Arguments against fracking for environmental and health reasons abound. Some evidence points to the fouling of aquifers and drinking water, as well as the environmental impacts of the often undisclosed chemical additives. Here is a link to an anti-fracking Facebook page calling for a global ban.
Here's a trailer from Natural Gas Exxposed:
According to The Oil Drum, the water needed for hydraulic fracturing and the disposal of produced load water are both becoming serious obstacles for Marcellus Shale development. The problem with water sourcing is not availability, but getting water management plans approved for the high-volume withdrawals (drilling requires about 100,000 gallons and completions use another 3 million to 4 million gallons). There are few waste treatment plants, and the cost of transporting disposal water from the well may add $250,000 to the cost.

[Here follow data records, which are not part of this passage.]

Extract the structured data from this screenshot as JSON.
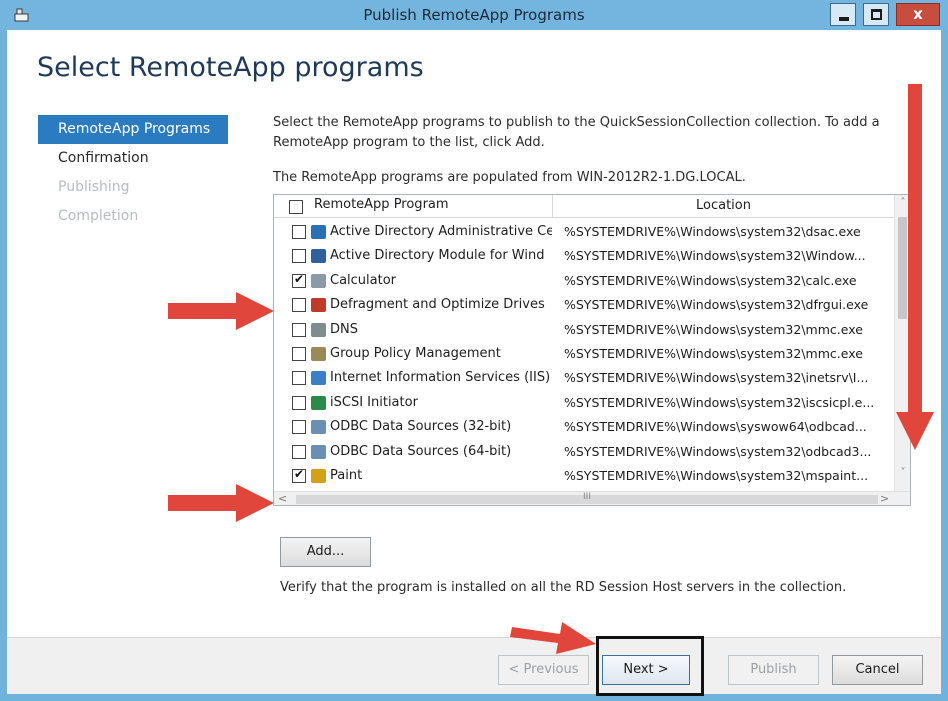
{
  "window": {
    "title": "Publish RemoteApp Programs",
    "close_glyph": "x"
  },
  "page": {
    "heading": "Select RemoteApp programs"
  },
  "nav": {
    "items": [
      {
        "label": "RemoteApp Programs",
        "state": "selected"
      },
      {
        "label": "Confirmation",
        "state": "normal"
      },
      {
        "label": "Publishing",
        "state": "disabled"
      },
      {
        "label": "Completion",
        "state": "disabled"
      }
    ]
  },
  "content": {
    "description": "Select the RemoteApp programs to publish to the QuickSessionCollection collection. To add a RemoteApp program to the list, click Add.",
    "populated_from": "The RemoteApp programs are populated from WIN-2012R2-1.DG.LOCAL.",
    "verify_note": "Verify that the program is installed on all the RD Session Host servers in the collection."
  },
  "table": {
    "columns": [
      "RemoteApp Program",
      "Location"
    ],
    "rows": [
      {
        "name": "Active Directory Administrative Ce",
        "location": "%SYSTEMDRIVE%\\Windows\\system32\\dsac.exe",
        "checked": false,
        "icon": "ad-admin-center-icon",
        "icon_color": "#2b6fb6"
      },
      {
        "name": "Active Directory Module for Wind",
        "location": "%SYSTEMDRIVE%\\Windows\\system32\\Window...",
        "checked": false,
        "icon": "powershell-module-icon",
        "icon_color": "#2f5f9e"
      },
      {
        "name": "Calculator",
        "location": "%SYSTEMDRIVE%\\Windows\\system32\\calc.exe",
        "checked": true,
        "icon": "calculator-icon",
        "icon_color": "#8a9aa8"
      },
      {
        "name": "Defragment and Optimize Drives",
        "location": "%SYSTEMDRIVE%\\Windows\\system32\\dfrgui.exe",
        "checked": false,
        "icon": "defrag-icon",
        "icon_color": "#c0392b"
      },
      {
        "name": "DNS",
        "location": "%SYSTEMDRIVE%\\Windows\\system32\\mmc.exe",
        "checked": false,
        "icon": "dns-icon",
        "icon_color": "#7f8c8d"
      },
      {
        "name": "Group Policy Management",
        "location": "%SYSTEMDRIVE%\\Windows\\system32\\mmc.exe",
        "checked": false,
        "icon": "group-policy-icon",
        "icon_color": "#9a8a5a"
      },
      {
        "name": "Internet Information Services (IIS)",
        "location": "%SYSTEMDRIVE%\\Windows\\system32\\inetsrv\\I...",
        "checked": false,
        "icon": "iis-icon",
        "icon_color": "#3b7fc4"
      },
      {
        "name": "iSCSI Initiator",
        "location": "%SYSTEMDRIVE%\\Windows\\system32\\iscsicpl.e...",
        "checked": false,
        "icon": "iscsi-icon",
        "icon_color": "#2a8a4a"
      },
      {
        "name": "ODBC Data Sources (32-bit)",
        "location": "%SYSTEMDRIVE%\\Windows\\syswow64\\odbcad...",
        "checked": false,
        "icon": "odbc-icon",
        "icon_color": "#6a8fb0"
      },
      {
        "name": "ODBC Data Sources (64-bit)",
        "location": "%SYSTEMDRIVE%\\Windows\\system32\\odbcad3...",
        "checked": false,
        "icon": "odbc-icon",
        "icon_color": "#6a8fb0"
      },
      {
        "name": "Paint",
        "location": "%SYSTEMDRIVE%\\Windows\\system32\\mspaint...",
        "checked": true,
        "icon": "paint-icon",
        "icon_color": "#d4a017"
      }
    ]
  },
  "scroll": {
    "up_glyph": "˄",
    "down_glyph": "˅",
    "left_glyph": "<",
    "right_glyph": ">",
    "grip": "III"
  },
  "buttons": {
    "add": "Add...",
    "previous": "< Previous",
    "next": "Next >",
    "publish": "Publish",
    "cancel": "Cancel"
  },
  "colors": {
    "title_bar": "#73b5de",
    "nav_selected": "#2a7bbf",
    "annotation_arrow": "#e0463b"
  }
}
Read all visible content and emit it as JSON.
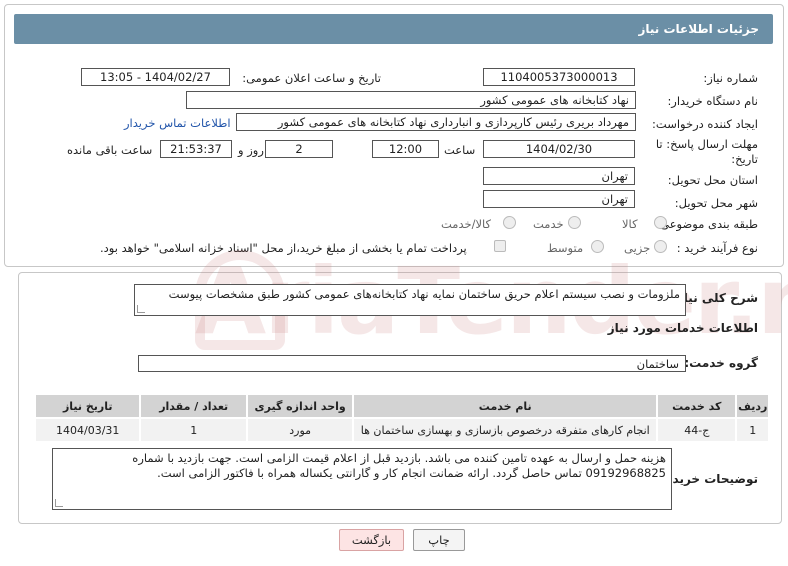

The politicians are getting involved
President Obama just signed "Executive Order -- Supporting Safe and Responsible Development of Unconventional Domestic Natural Gas Resources," which acknowledges the importance of natural gas but seeks to provide oversight over the unconventional fuel and the controversial mining methods.
There are thousands of active shale gas wells in the U.S. and thousands more being added each year. That translates to billions of gallons of water and tons of additives used in the fracking process, along with millions of lives touched positively and negatively by this new -- and not fully vetted -- technology.